Ilustrasi pesawat militer. unsplash.com/Daniel Eledut
Isu dugaan pelanggaran wilayah udara ini menjadi sorotan setelah muncul informasi militer AS telah beberapa kali melintasi ruang udara Indonesia untuk kepentingan tertentu.
Dalam dokumen yang beredar, disebutkan angka 18 kali pelanggaran yang dikaitkan dengan aktivitas pengintaian dan pemantauan di kawasan Laut China Selatan, namun, Kemlu tidak secara langsung mengonfirmasi detail teknis tersebut. Yvonne menegaskan, penanganan pelanggaran semacam ini memiliki prosedur tersendiri di tingkat militer.
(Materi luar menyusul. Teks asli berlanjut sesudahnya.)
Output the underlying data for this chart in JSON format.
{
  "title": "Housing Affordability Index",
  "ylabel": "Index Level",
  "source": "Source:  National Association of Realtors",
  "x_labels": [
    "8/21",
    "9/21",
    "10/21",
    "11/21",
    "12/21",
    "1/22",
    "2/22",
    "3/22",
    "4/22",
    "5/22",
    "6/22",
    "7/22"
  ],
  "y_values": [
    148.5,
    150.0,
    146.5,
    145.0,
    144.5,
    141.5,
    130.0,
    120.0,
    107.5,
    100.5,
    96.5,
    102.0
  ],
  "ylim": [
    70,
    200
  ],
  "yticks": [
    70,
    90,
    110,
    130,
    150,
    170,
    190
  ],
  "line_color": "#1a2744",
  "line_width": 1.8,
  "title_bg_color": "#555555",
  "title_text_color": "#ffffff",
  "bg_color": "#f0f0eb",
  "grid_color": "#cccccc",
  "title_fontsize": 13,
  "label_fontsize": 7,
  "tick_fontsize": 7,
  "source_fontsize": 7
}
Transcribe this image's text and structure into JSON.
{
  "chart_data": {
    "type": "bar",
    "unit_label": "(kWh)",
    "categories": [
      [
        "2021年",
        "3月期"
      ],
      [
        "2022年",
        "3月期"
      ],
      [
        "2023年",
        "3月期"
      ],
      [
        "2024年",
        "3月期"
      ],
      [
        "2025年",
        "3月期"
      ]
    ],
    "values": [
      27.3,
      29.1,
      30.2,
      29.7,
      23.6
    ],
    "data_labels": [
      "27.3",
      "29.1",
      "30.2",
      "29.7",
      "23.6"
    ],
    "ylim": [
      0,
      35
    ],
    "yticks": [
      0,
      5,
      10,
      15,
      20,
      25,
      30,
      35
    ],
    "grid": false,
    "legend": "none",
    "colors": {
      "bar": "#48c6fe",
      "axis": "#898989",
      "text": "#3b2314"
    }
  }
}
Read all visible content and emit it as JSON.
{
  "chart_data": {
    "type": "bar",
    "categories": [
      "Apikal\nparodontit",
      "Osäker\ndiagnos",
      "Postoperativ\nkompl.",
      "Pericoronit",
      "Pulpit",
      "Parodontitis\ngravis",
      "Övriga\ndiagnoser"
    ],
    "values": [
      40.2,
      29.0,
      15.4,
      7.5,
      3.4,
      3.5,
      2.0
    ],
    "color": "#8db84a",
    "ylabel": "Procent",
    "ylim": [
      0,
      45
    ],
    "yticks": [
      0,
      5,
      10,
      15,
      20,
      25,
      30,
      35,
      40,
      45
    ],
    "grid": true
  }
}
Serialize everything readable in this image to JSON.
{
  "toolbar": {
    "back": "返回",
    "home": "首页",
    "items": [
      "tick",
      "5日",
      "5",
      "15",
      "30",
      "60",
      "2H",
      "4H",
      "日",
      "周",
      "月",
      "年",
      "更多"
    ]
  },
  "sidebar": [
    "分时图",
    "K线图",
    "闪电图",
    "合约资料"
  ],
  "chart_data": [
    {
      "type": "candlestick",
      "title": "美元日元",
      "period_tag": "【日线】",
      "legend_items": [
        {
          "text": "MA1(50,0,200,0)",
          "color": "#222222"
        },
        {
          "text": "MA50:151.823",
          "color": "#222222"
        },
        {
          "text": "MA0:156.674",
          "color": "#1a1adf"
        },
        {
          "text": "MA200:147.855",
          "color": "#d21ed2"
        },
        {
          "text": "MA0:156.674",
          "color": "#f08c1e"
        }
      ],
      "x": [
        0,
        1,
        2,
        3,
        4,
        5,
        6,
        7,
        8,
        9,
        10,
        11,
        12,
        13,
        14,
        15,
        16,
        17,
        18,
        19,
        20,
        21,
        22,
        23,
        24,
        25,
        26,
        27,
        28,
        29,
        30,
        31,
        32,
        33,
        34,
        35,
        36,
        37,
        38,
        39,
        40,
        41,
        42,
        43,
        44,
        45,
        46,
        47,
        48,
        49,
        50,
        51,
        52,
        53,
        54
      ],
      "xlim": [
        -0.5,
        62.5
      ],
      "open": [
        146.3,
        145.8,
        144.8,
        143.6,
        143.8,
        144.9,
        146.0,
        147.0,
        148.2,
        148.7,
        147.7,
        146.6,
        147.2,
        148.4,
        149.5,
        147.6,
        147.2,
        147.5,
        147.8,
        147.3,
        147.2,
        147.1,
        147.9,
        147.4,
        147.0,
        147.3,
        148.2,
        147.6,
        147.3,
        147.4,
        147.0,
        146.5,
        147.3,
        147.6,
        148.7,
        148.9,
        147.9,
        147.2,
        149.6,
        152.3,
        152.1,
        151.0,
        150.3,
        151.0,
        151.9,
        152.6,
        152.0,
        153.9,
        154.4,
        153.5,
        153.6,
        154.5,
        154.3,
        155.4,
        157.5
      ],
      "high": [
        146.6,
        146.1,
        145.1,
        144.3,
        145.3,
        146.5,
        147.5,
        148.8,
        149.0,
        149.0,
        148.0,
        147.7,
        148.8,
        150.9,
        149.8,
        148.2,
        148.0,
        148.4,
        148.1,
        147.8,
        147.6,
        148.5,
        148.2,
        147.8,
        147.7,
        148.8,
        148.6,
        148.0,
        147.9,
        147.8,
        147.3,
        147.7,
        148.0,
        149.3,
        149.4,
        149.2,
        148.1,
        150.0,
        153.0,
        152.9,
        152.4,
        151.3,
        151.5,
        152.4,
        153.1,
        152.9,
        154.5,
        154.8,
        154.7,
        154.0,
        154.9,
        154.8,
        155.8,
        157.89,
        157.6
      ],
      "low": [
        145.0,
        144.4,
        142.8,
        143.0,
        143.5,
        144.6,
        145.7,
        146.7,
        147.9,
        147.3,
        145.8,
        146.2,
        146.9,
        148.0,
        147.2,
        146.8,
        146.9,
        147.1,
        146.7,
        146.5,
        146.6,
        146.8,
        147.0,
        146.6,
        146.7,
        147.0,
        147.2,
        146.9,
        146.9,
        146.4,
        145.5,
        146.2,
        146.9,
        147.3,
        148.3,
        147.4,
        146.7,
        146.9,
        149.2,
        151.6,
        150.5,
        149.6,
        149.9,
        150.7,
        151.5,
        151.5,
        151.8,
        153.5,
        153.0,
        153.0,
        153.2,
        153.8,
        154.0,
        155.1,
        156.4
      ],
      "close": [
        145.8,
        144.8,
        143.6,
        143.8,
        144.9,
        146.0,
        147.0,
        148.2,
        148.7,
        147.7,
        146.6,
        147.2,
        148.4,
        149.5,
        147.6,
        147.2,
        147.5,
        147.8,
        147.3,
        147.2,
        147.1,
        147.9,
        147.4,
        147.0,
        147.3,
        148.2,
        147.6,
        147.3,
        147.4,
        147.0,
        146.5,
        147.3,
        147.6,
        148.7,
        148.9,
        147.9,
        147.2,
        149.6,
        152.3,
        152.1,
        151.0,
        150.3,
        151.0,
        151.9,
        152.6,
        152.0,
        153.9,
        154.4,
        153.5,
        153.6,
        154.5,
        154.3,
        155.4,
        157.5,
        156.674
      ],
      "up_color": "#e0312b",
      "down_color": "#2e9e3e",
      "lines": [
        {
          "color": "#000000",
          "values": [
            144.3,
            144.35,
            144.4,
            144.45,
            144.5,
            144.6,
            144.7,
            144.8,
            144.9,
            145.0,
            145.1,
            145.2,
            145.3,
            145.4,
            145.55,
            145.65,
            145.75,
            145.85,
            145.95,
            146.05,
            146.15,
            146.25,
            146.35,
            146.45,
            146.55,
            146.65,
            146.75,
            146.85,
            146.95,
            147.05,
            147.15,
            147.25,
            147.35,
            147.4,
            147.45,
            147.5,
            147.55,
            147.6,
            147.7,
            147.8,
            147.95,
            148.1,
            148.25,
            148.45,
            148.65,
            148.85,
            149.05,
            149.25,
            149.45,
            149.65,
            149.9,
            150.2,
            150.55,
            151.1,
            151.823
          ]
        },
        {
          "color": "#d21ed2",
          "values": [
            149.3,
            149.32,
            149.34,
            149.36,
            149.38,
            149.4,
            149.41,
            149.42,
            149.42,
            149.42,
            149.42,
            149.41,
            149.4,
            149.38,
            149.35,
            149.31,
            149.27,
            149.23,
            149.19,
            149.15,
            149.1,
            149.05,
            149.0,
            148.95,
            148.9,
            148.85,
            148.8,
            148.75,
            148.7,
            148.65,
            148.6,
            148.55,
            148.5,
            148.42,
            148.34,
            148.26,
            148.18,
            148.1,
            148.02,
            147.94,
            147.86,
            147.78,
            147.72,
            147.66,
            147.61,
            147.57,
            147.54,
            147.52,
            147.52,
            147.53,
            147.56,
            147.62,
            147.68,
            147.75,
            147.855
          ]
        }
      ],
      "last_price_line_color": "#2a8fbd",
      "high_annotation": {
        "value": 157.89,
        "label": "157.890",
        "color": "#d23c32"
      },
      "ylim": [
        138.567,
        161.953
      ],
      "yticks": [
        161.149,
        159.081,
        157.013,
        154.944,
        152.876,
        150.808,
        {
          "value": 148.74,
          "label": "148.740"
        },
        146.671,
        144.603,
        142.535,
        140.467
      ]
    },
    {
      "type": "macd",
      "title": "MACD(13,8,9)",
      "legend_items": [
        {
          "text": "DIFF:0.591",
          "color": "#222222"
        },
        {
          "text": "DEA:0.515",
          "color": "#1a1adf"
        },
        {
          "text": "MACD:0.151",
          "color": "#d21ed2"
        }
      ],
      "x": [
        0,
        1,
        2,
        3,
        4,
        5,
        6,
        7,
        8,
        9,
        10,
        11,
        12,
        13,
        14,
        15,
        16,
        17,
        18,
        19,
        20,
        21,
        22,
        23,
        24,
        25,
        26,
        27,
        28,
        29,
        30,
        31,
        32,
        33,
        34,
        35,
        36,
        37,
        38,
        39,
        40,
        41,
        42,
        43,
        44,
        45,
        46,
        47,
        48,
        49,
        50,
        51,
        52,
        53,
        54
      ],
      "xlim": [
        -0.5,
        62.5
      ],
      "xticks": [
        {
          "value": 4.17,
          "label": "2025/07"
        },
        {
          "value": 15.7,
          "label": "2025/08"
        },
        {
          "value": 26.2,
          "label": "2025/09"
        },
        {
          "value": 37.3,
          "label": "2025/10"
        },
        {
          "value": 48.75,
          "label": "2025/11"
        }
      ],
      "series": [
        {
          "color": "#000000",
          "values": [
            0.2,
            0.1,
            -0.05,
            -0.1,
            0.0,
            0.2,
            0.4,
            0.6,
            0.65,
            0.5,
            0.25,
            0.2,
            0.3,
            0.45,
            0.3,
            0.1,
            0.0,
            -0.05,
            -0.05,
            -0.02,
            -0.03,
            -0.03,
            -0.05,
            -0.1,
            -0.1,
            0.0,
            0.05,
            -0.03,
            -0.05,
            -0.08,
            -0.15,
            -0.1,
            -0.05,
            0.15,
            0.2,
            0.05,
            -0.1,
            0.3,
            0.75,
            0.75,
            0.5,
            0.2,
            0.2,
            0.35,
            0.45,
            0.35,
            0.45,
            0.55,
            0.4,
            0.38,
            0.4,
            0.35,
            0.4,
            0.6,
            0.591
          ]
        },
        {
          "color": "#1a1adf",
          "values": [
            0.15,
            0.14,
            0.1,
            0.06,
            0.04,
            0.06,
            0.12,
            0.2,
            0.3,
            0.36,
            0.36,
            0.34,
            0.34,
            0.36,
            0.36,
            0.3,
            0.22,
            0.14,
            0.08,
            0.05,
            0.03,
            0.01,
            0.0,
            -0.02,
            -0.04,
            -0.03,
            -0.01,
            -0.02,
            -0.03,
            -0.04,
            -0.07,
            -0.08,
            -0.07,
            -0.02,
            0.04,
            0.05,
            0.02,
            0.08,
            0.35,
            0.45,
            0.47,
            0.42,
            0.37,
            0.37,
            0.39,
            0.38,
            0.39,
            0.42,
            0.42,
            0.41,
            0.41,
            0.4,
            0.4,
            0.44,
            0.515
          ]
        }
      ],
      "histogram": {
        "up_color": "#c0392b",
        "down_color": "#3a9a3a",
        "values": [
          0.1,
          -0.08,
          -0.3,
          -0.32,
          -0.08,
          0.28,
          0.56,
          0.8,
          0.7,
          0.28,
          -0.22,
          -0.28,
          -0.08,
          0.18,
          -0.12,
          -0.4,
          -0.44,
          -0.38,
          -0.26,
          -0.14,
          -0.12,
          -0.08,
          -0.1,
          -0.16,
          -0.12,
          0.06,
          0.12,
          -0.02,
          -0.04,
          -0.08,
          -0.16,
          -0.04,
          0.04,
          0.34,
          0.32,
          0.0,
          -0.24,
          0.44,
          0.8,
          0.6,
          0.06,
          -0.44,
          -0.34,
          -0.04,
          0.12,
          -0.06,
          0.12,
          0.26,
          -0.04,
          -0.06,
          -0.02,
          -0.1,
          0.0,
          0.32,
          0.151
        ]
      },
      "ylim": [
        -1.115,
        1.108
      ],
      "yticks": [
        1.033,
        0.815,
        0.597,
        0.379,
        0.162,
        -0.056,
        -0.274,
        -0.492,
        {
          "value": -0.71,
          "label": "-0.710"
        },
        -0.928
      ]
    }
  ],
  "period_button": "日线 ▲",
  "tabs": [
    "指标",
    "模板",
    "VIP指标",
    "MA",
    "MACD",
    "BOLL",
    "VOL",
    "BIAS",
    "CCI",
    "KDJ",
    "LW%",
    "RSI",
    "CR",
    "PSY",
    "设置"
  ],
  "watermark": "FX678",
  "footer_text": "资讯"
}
“Tentunya, kalau tidak salah sudah ada laporan khusus juga terkait ini dan ada tindakan-tindakan yang dilakukan,” katanya.
Ia menambahkan, Kemlu tidak berada di garis depan dalam penanganan teknis pelanggaran wilayah udara, melainkan lebih pada aspek kebijakan luar negeri dan diplomasi. Meski demikian, isu ini tetap menjadi perhatian karena berkaitan langsung dengan hubungan bilateral dan dinamika kawasan.
Di tengah polemik tersebut, perhatian juga tertuju pada usulan Amerika Serikat untuk mendapatkan izin blanket overflightdi wilayah udara Indonesia.
Dalam surat Kemlu kepada Kemhan, pemerintah diingatkan untuk berhati-hati dalam menyikapi proposal tersebut. Salah satu alasannya adalah potensi meningkatnya aktivitas militer asing di wilayah udara Indonesia.
Dokumen itu juga menyebut bahwa skema izin menyeluruh dapat membuka peluang bagi AS untuk memperluas operasi pengawasan dan pengintaian melalui wilayah Indonesia.
Selain itu, pemberian izin tersebut dinilai berpotensi menimbulkan persepsi bahwa Indonesia berpihak pada aliansi tertentu. Hal ini bisa berdampak pada hubungan dengan negara lain, termasuk China. Karena itu, pemerintah diminta mempertimbangkan secara matang implikasi strategis sebelum mengambil keputusan.